The Possession is a creepy and stylish suspense thriller in the vein of late 70s and early 80s religious suspense thrillers like The Exorcist and The Omen. Certainly, The Possession is not of the caliber of either of the two aforementioned classic films, but The Possession hearkens back to that era where the dread of the story is more paramount than quick cheap scares. Director Ole Bornedal has gained enough experience in the horror genre to know his way around a movie set. Filled with beautiful imagery and startling camera work, Bornedal pay homage to the classics of the past without tarnishing the story of the present. Sure, there are a few ‘possession’ movies a year, most notably The Devil Inside from last fall and The Rite in recent theatrical release, but Bornedal makes great use of returning the story to a family unit – albeit a broken one.
The action and suspense starts immediately, and really does not let up. From the first moments where a middle-aged woman cleaning her house, hearing whispers from the mysterious dibbuk box, decides to take a ballpeen hammer to the artifact - and fails to dire and near-fatal consequences - to the first moments that Em becomes captivated by the same box at a yard sale, the story maintains a sense of mounting dread and suspense. And as Em becomes more engrained with her connection to the box and the demon within it, the physical and psychological damage to Em, and the fractured family that loves her, may be too much to overcome.

What makes a solid and creepy story better in this case is the strength of the visuals and the strength of the film's actors. Jeffrey Dean Morgan plays a neglectful dad who abandoned his family in favor of his coaching career, but who is looking to make amends as best as he can. He is intelligent and thoughtful, a bit too much of both to be in a movie of this type. He seems like a real person, not just a character. The same can be said for Kyra Sedgwick. The story really goes together, though, with the casting of Natasha Calis as the daughter afflicted, Calis shows both the demeanor of a girl dealing with the difficulties of divorce and the addiction and terror of being slowly consumed by a ancient spirit. Madison Davenport brings a solid performance as Hannah. Grant Show, as Stephanie's new boyfriend Brett, brings a stability to her life while wedging instability to the rest of the family unit. Rounding out the cast is Matisyahu as the young Jewish Rabbi who answers the pleads of a desperate father who just wants his daughter back.

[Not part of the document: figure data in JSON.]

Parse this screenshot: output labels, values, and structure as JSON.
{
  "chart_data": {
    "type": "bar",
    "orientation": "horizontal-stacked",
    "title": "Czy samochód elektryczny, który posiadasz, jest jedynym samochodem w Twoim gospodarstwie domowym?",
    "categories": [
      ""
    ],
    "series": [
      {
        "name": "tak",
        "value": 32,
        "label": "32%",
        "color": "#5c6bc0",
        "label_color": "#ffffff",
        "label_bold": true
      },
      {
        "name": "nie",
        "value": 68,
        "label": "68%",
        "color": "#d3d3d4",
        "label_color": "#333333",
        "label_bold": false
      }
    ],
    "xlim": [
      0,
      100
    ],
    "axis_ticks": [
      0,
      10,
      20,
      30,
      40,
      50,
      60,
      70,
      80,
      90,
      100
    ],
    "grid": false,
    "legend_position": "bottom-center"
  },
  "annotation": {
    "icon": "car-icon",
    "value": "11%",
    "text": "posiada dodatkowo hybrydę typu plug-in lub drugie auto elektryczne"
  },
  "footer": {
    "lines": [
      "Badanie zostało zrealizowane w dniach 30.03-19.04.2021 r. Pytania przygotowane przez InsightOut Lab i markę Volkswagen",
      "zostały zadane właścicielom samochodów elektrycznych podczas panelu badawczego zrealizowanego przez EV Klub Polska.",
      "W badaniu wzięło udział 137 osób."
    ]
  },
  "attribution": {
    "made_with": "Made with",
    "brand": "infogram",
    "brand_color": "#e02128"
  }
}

As for the visuals, one can not really do better than oversized moths swarming in a closed room or out of one's mouth. Add in grotesque deformities of an innocent terrified girl, and extreme brutality against a man and his pearly whites, and you have a film that keeps giving until it hurts. The tone is grainy and sparse, jumping between scenes with abrupt jump-cuts, cuts to black, or fades to black. My only issue was the choice for the sound editing where a crescendo of strings at the end of a suspenseful scene cuts off to silence during the jump-cut to the next scene with a different score. Sometimes its worked sometime not.

The Possession is a rare flick that is better than its trailers. It delivers on story, performances, creepy visuals, and a few wonderfully placed demented scenes that make it all worth sitting on the edge of your seat. It is not a soon-to-be classic, but The Possession is nine tenths of the law.